Die erste Situation ergab sich, als ich mit einigen Freunden zusammenstand - noch in der Nähe des Buffets, um immer mal wieder was snacken zu können. Neben unserer Runde stand ein älteres Ehepaar ziemlich grumpy in der Ecke. Nachbarn, nahm ich an. Wahrscheinlich die, vor denen sich die Braut als kleines Mädchen lieber in Acht nahm, um keine Standpauke wegen schief geworfener Bälle oder zu lautem Lachen zu kassieren. Die beiden beratschlagten ewig, ob und wenn ja was man denn vom Buffet wohl essen könne. Sehr lustlos sahen sie dabei aus. Wenn sie was probieren würden, dann höchstens, um im Anschluss über das Gegessene stänkern zu können, wettten? Da kam der kleine Bruder des Bräutigam, der gar nicht so klein ist und dem ich mehrere Jahre nicht glauben mochte, dass er tatsächlich der kleine Bruder ist (ich weiß, im Nachhinein gar kein so tolles Kompliment, das ich damit ausdrückte) vorbei, und stellte sich den beiden vor. Jetzt wird´s spannend, dachte ich bei mir: Absolute Liebenswürdigkeit mit im Studium geprägter Berliner Schnauze und nie um einen sehr ehrlichen Spruch verlegen, trifft auf ein missmutiges Ehepaar, das sich wohl eher auf die heimische Couch wünscht. Der kleine Bruder des Bräutigam wirft ein Auge auf die vor lauter Zauderei schon knittrig werdenden Pappteller in den Händen der beiden und empfiehlt den Bulgursalat. Er schwärmt von den Granatalpfelkernen, die er zuvor noch nie gegessen habe, und erklärt - etwas holperig, ein großer Gourmet ist er sonst nicht - dass er niemals nieeee gedacht hätte, dass sich Minze nicht nur im Mojito gut machen würde. Er sei schon das dritte mal am Buffet, nur wegen des Salats.
Und jetzt passiert das Unglaubliche. Der eben noch so alte grumpy Herr nimmt vom Bulgursalat, macht "hhhmmmm, leeeecker" und beginnt, als hätte die Würze des Salat etwas in ihm geweckt, zu erzählen. Der Bulgur lenkt seine Erzählung nach Syrien, woher der Junge kommt, dem er bei den Hausaufgaben hilft, dem er ein Fahrrad besorgt hat - und zuletzt ein Praktikum im Betrieb eines Freundes.
Später am Abend seh ich ihn beim Bier inmitten der Schulfreunde des Bräutigam. Er wirkt plötzlich ganz jung. Oma hat er nach Hause geschickt - oder sie tanzt mit den Mädchen in der Garage. Noch mal fall ich nicht so schnell auf meine Meinung ein.

Die zweite Geschichte.

Kennt man Freunde lang genug, kennt man irgendwann auch die Freunde der Freunde so gut, dass man nicht mehr sicher ist, ob es schon die eigenen Freunde sind. 
Dieses Mädchen ist so ein Fall, super für Small-Talk, wenn wir uns auf einer Feier wiedersehen, nett, klug, lieb. Ich nenne sie Kira.
Ich sitze daneben, als sie mit einer weiteren Lehrerin an unserem Tisch ins Gespräch kommt.

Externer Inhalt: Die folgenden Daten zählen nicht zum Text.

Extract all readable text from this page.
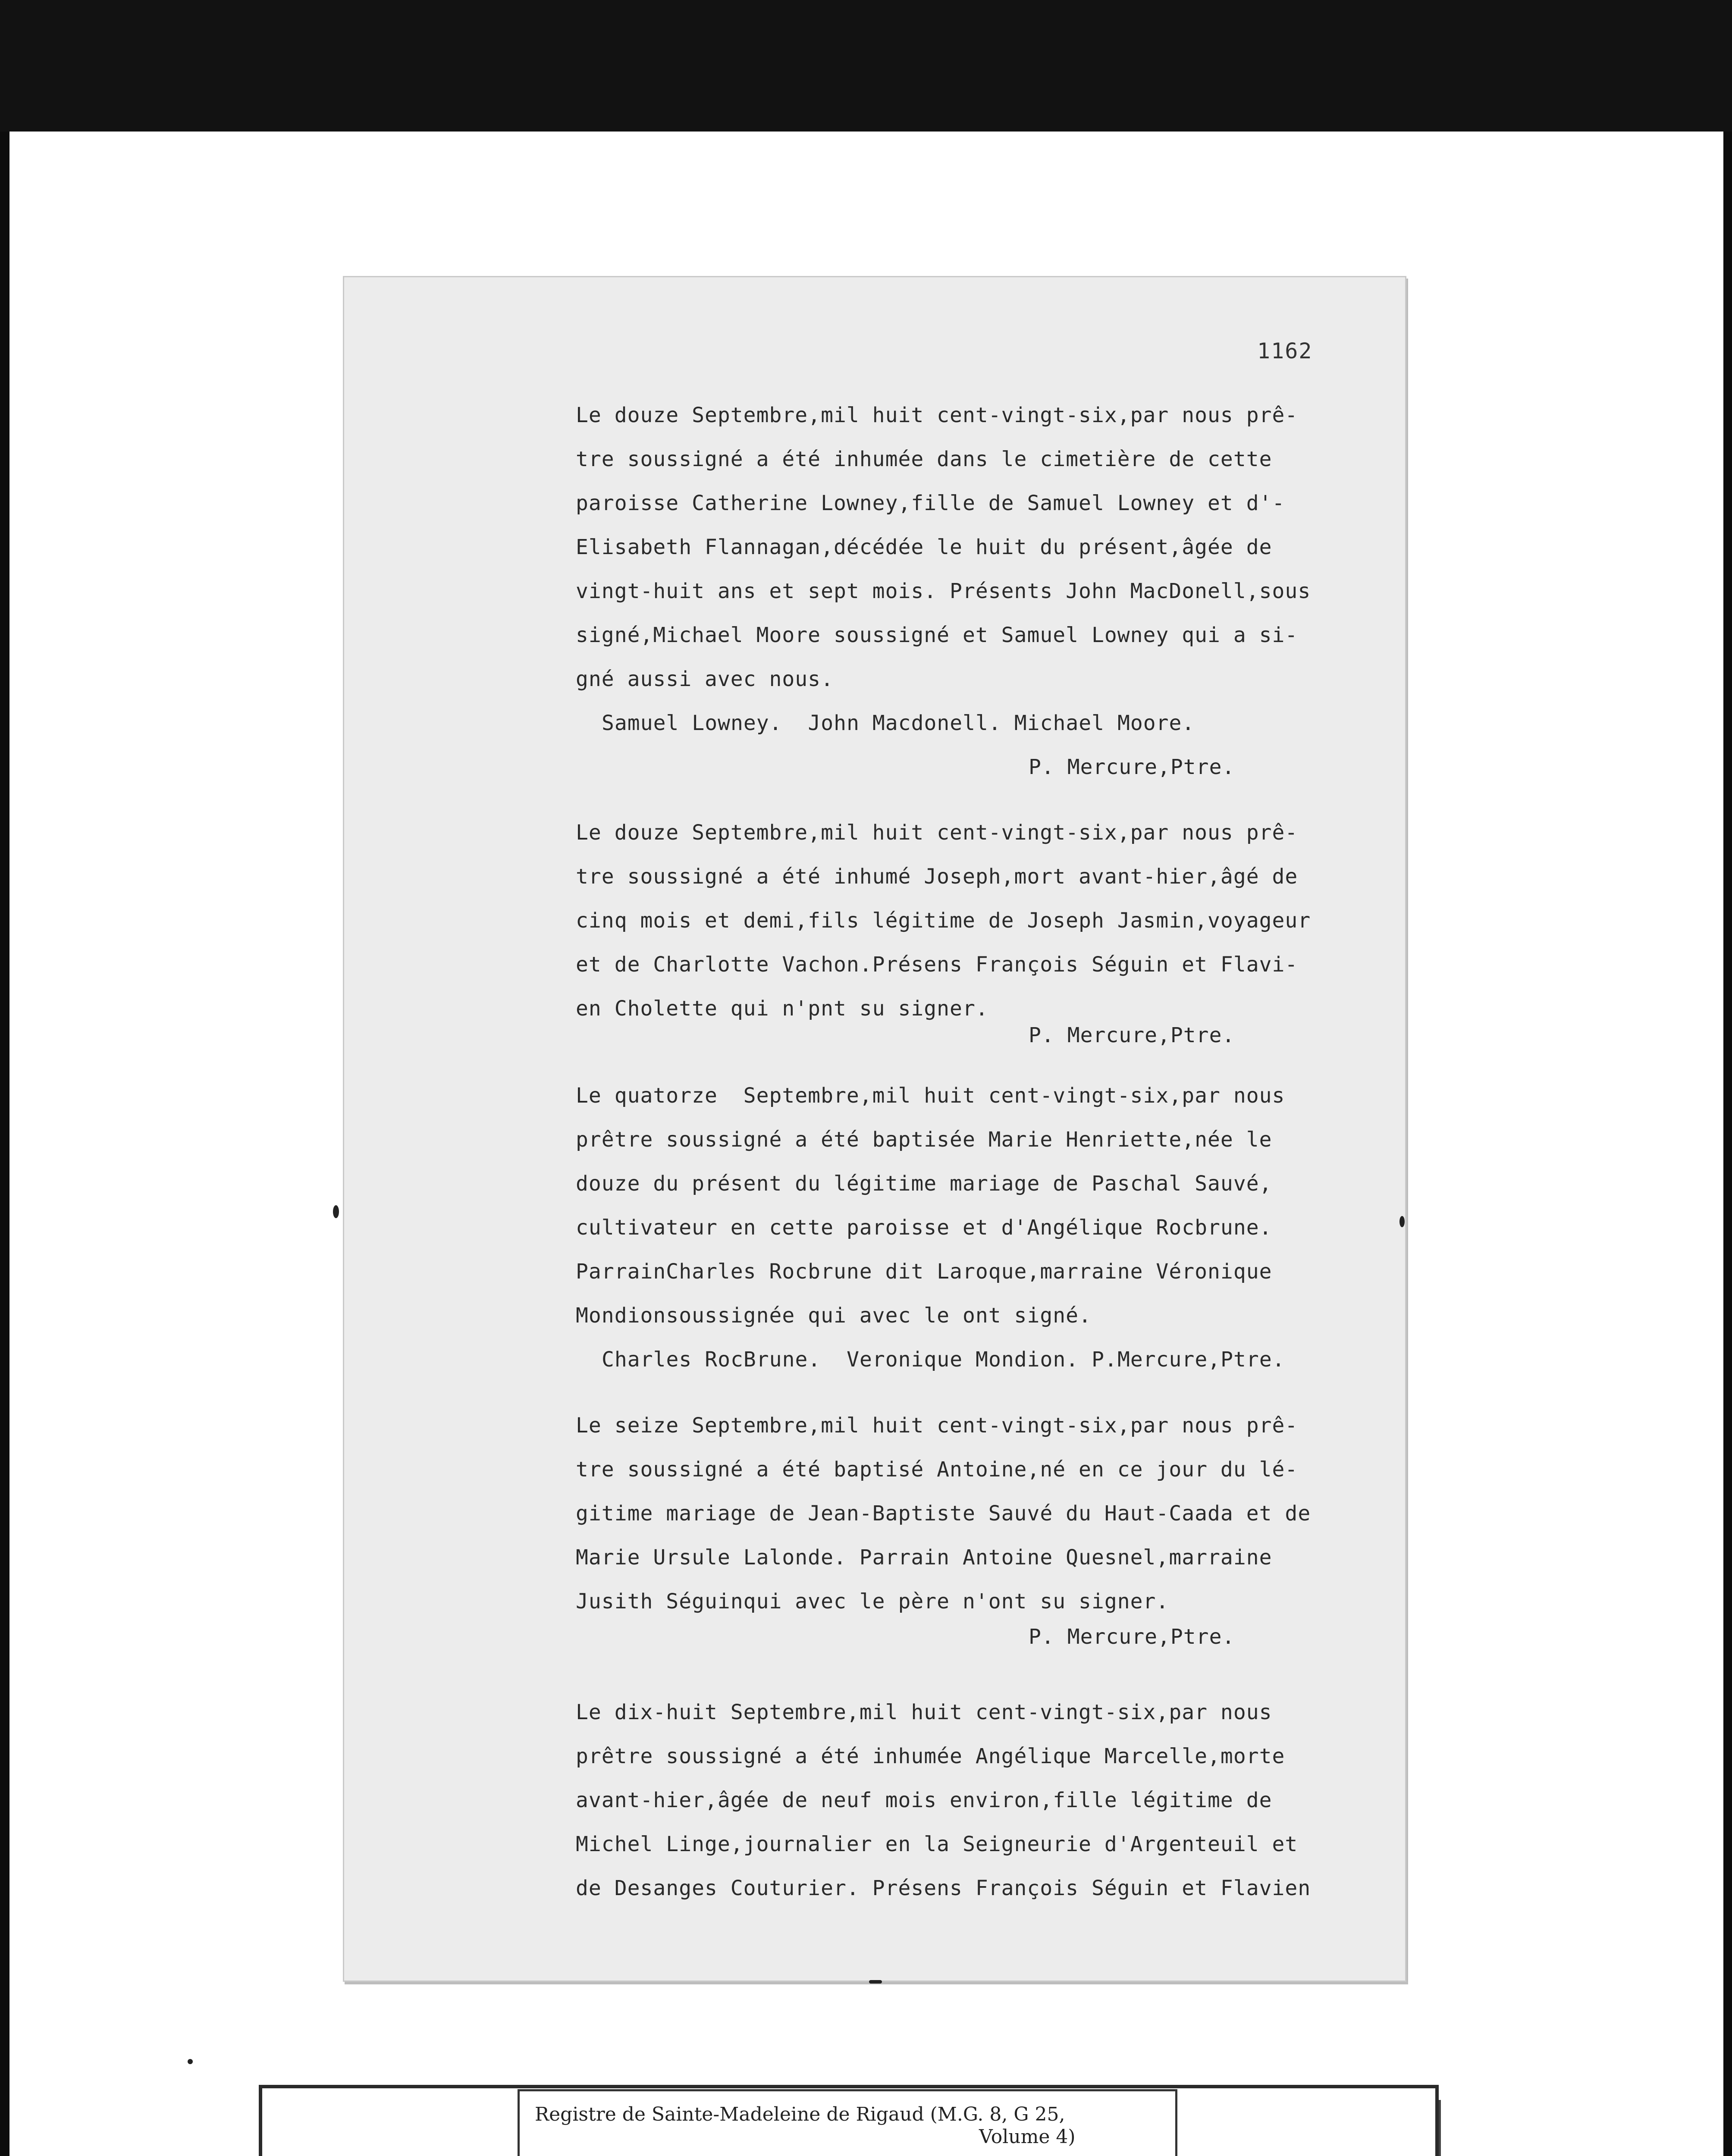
1162
Le douze Septembre,mil huit cent-vingt-six,par nous prê-
tre soussigné a été inhumée dans le cimetière de cette
paroisse Catherine Lowney,fille de Samuel Lowney et d'-
Elisabeth Flannagan,décédée le huit du présent,âgée de
vingt-huit ans et sept mois. Présents John MacDonell,sous
signé,Michael Moore soussigné et Samuel Lowney qui a si-
gné aussi avec nous.
Samuel Lowney.  John Macdonell. Michael Moore.
P. Mercure,Ptre.
Le douze Septembre,mil huit cent-vingt-six,par nous prê-
tre soussigné a été inhumé Joseph,mort avant-hier,âgé de
cinq mois et demi,fils légitime de Joseph Jasmin,voyageur
et de Charlotte Vachon.Présens François Séguin et Flavi-
en Cholette qui n'pnt su signer.
P. Mercure,Ptre.
Le quatorze  Septembre,mil huit cent-vingt-six,par nous
prêtre soussigné a été baptisée Marie Henriette,née le
douze du présent du légitime mariage de Paschal Sauvé,
cultivateur en cette paroisse et d'Angélique Rocbrune.
ParrainCharles Rocbrune dit Laroque,marraine Véronique
Mondionsoussignée qui avec le ont signé.
Charles RocBrune.  Veronique Mondion. P.Mercure,Ptre.
Le seize Septembre,mil huit cent-vingt-six,par nous prê-
tre soussigné a été baptisé Antoine,né en ce jour du lé-
gitime mariage de Jean-Baptiste Sauvé du Haut-Caada et de
Marie Ursule Lalonde. Parrain Antoine Quesnel,marraine
Jusith Séguinqui avec le père n'ont su signer.
P. Mercure,Ptre.
Le dix-huit Septembre,mil huit cent-vingt-six,par nous
prêtre soussigné a été inhumée Angélique Marcelle,morte
avant-hier,âgée de neuf mois environ,fille légitime de
Michel Linge,journalier en la Seigneurie d'Argenteuil et
de Desanges Couturier. Présens François Séguin et Flavien
Registre de Sainte-Madeleine de Rigaud (M.G. 8, G 25,
Volume 4)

Kira, die, als wir uns vor etwa zwei Monaten zuletzt sahen, damals gerade erst an einer Schule für Kranke angefangen hatte zu arbeiten, zieht mein Aufmerksamkeit an, denn heute Abend haben wir noch nicht gesprochen, und ich bin aus Gründen neugierig, wie es ihr ergangen ist. Sie berichtet zunächst, was ich schon weiß: dass ihre Schüler langfristige Klinikaufenthalte absolvieren auf Grund psychosomatischer Erkrankungen und die Klinikschule besuchen, um wenigstens ein bisschen den Anschluss zu behalten. Die Kinder sitzen bunt gemixt in einer Klasse, von 8 bis 18 Jahren. Jeden Tag haben sie vier Unterrichtsstunden. 

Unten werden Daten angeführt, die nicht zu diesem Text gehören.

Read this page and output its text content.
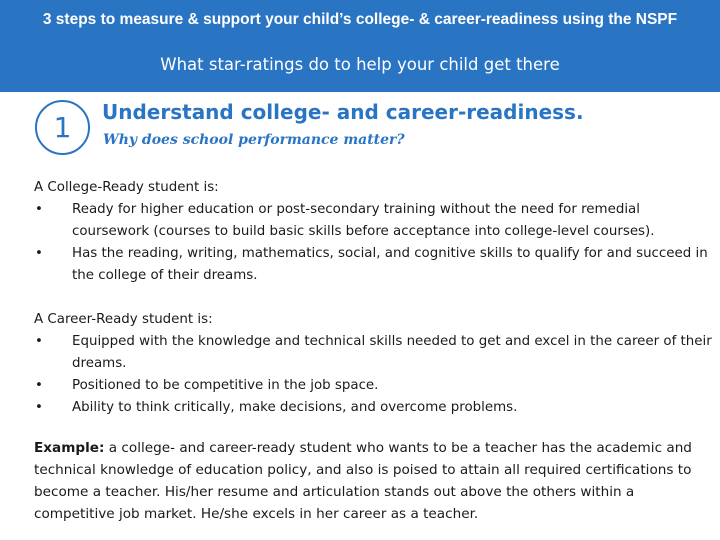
3 steps to measure & support your child’s college- & career-readiness using the NSPF
What star-ratings do to help your child get there
1	Understand college- and career-readiness.
Why does school performance matter?
A College-Ready student is:
• Ready for higher education or post-secondary training without the need for remedial coursework (courses to build basic skills before acceptance into college-level courses).
• Has the reading, writing, mathematics, social, and cognitive skills to qualify for and succeed in the college of their dreams.
A Career-Ready student is:
• Equipped with the knowledge and technical skills needed to get and excel in the career of their dreams.
• Positioned to be competitive in the job space.
• Ability to think critically, make decisions, and overcome problems.
Example: a college- and career-ready student who wants to be a teacher has the academic and technical knowledge of education policy, and also is poised to attain all required certifications to become a teacher. His/her resume and articulation stands out above the others within a competitive job market. He/she excels in her career as a teacher.
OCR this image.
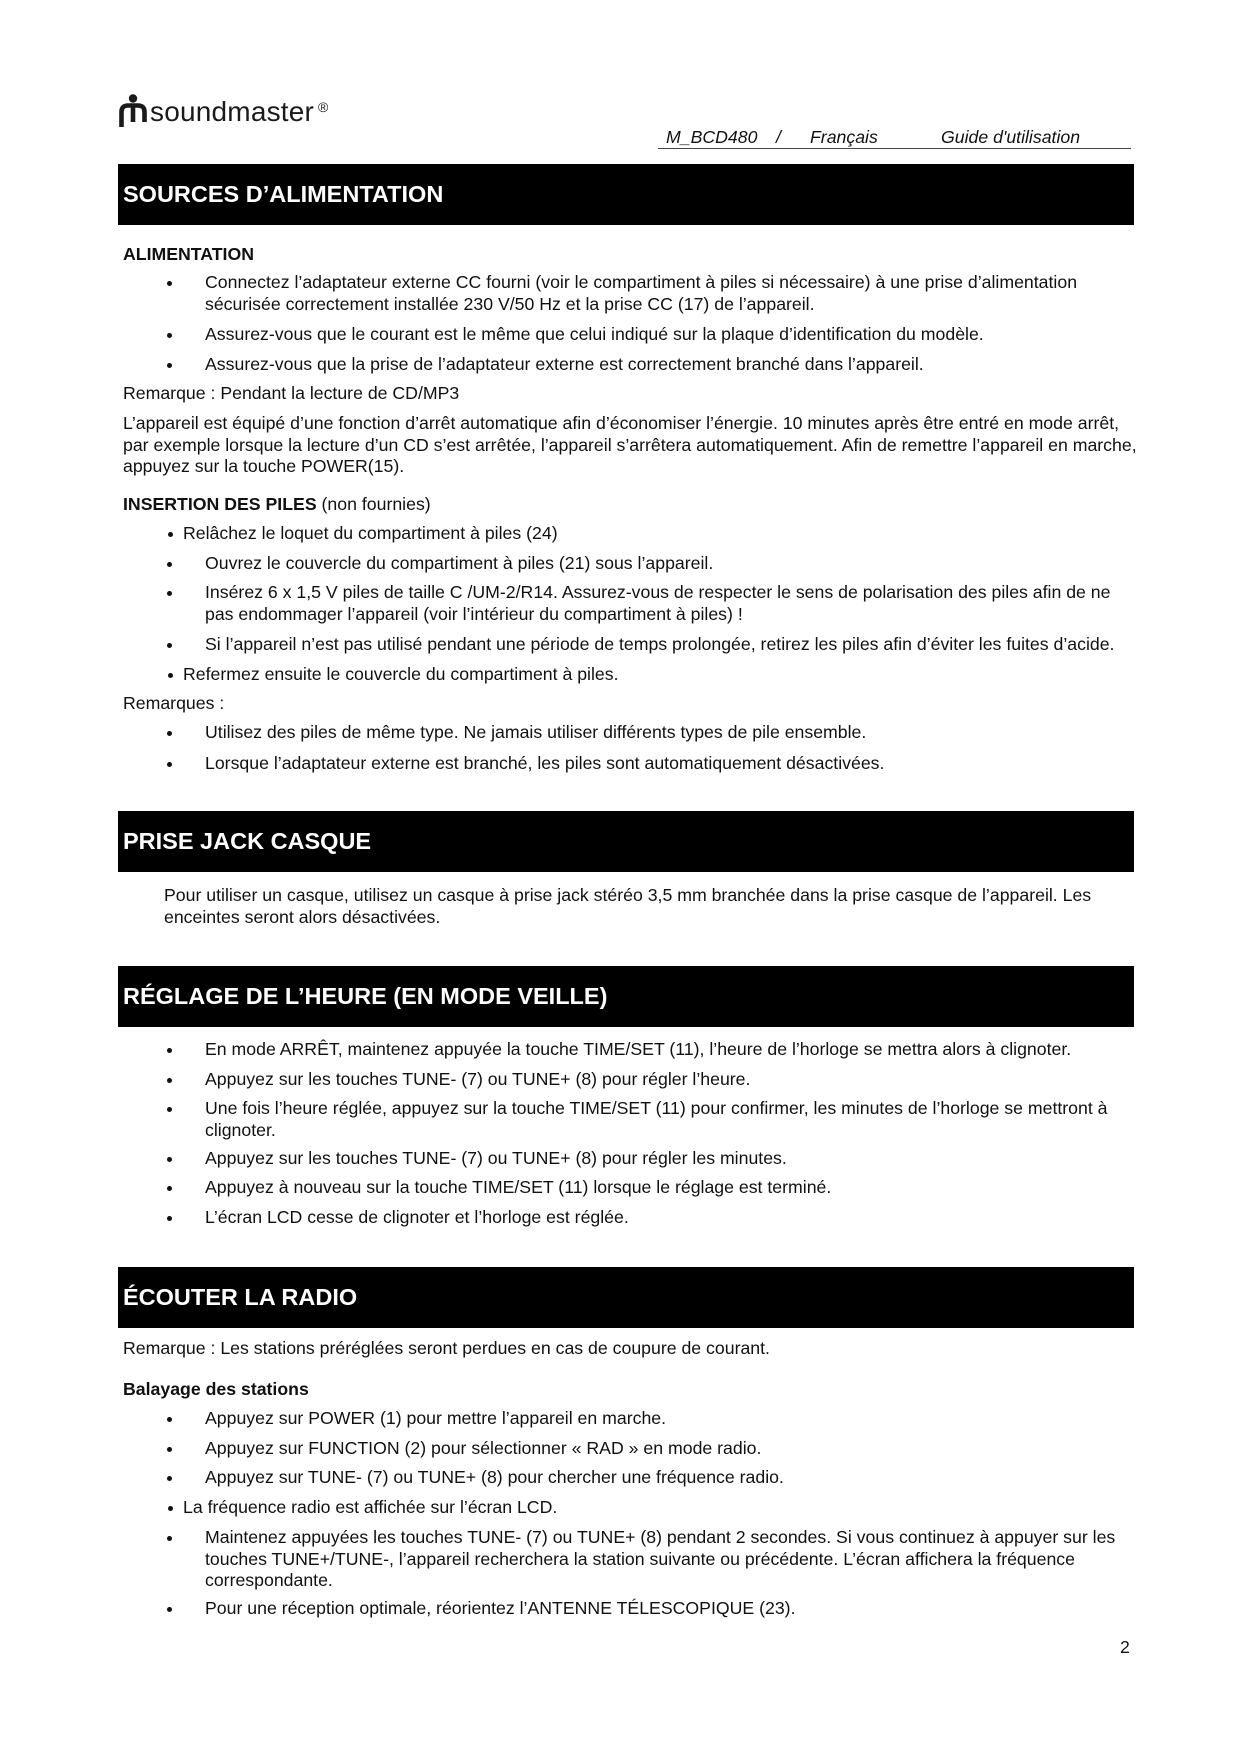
soundmaster ®
M_BCD480 / Français	Guide d'utilisation
SOURCES D’ALIMENTATION
ALIMENTATION
Connectez l’adaptateur externe CC fourni (voir le compartiment à piles si nécessaire) à une prise d’alimentation
sécurisée correctement installée 230 V/50 Hz et la prise CC (17) de l’appareil.
Assurez-vous que le courant est le même que celui indiqué sur la plaque d’identification du modèle.
Assurez-vous que la prise de l’adaptateur externe est correctement branché dans l’appareil.
Remarque : Pendant la lecture de CD/MP3
L’appareil est équipé d’une fonction d’arrêt automatique afin d’économiser l’énergie. 10 minutes après être entré en mode arrêt,
par exemple lorsque la lecture d’un CD s’est arrêtée, l’appareil s’arrêtera automatiquement. Afin de remettre l’appareil en marche,
appuyez sur la touche POWER(15).
INSERTION DES PILES (non fournies)
Relâchez le loquet du compartiment à piles (24)
Ouvrez le couvercle du compartiment à piles (21) sous l’appareil.
Insérez 6 x 1,5 V piles de taille C /UM-2/R14. Assurez-vous de respecter le sens de polarisation des piles afin de ne
pas endommager l’appareil (voir l’intérieur du compartiment à piles) !
Si l’appareil n’est pas utilisé pendant une période de temps prolongée, retirez les piles afin d’éviter les fuites d’acide.
Refermez ensuite le couvercle du compartiment à piles.
Remarques :
Utilisez des piles de même type. Ne jamais utiliser différents types de pile ensemble.
Lorsque l’adaptateur externe est branché, les piles sont automatiquement désactivées.
PRISE JACK CASQUE
Pour utiliser un casque, utilisez un casque à prise jack stéréo 3,5 mm branchée dans la prise casque de l’appareil. Les
enceintes seront alors désactivées.
RÉGLAGE DE L’HEURE (EN MODE VEILLE)
En mode ARRÊT, maintenez appuyée la touche TIME/SET (11), l’heure de l’horloge se mettra alors à clignoter.
Appuyez sur les touches TUNE- (7) ou TUNE+ (8) pour régler l’heure.
Une fois l’heure réglée, appuyez sur la touche TIME/SET (11) pour confirmer, les minutes de l’horloge se mettront à
clignoter.
Appuyez sur les touches TUNE- (7) ou TUNE+ (8) pour régler les minutes.
Appuyez à nouveau sur la touche TIME/SET (11) lorsque le réglage est terminé.
L’écran LCD cesse de clignoter et l’horloge est réglée.
ÉCOUTER LA RADIO
Remarque : Les stations préréglées seront perdues en cas de coupure de courant.
Balayage des stations
Appuyez sur POWER (1) pour mettre l’appareil en marche.
Appuyez sur FUNCTION (2) pour sélectionner « RAD » en mode radio.
Appuyez sur TUNE- (7) ou TUNE+ (8) pour chercher une fréquence radio.
La fréquence radio est affichée sur l’écran LCD.
Maintenez appuyées les touches TUNE- (7) ou TUNE+ (8) pendant 2 secondes. Si vous continuez à appuyer sur les
touches TUNE+/TUNE-, l’appareil recherchera la station suivante ou précédente. L’écran affichera la fréquence
correspondante.
Pour une réception optimale, réorientez l’ANTENNE TÉLESCOPIQUE (23).
2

Alle am Tisch würdigen die herausfordernde Aufgabe, diese unterschiedlichen Kinder - nicht nur vom Alter - gemeinsam zu unterrichten, den Kontakt zu den Lehrern zu Hause herzustellen, die Schüler, die weitaus größere Sorgen haben als die neuesten Englisch-Vokabeln trotz allem zu motivieren und und und... "Sind denn alle Kinder so schwierig?", fragt die nun etwas stiller und demütig gewordene Gymnasiallehrerin mit eigener 8. Klasse. "Ja, das ist halt Endstation, die sind echt gestört, der quasi letzte Rest der Gesellschaft". Stille breitet sich aus. Da fügt sie hinzu: "Na gut, es gibt immer ein paar Anorektikerinnen, die überall Eins stehen und schon immer wissen, was in der Heimatschule am Tag vorher gelernt wurde. Mit denen hast du echt keine Arbeit."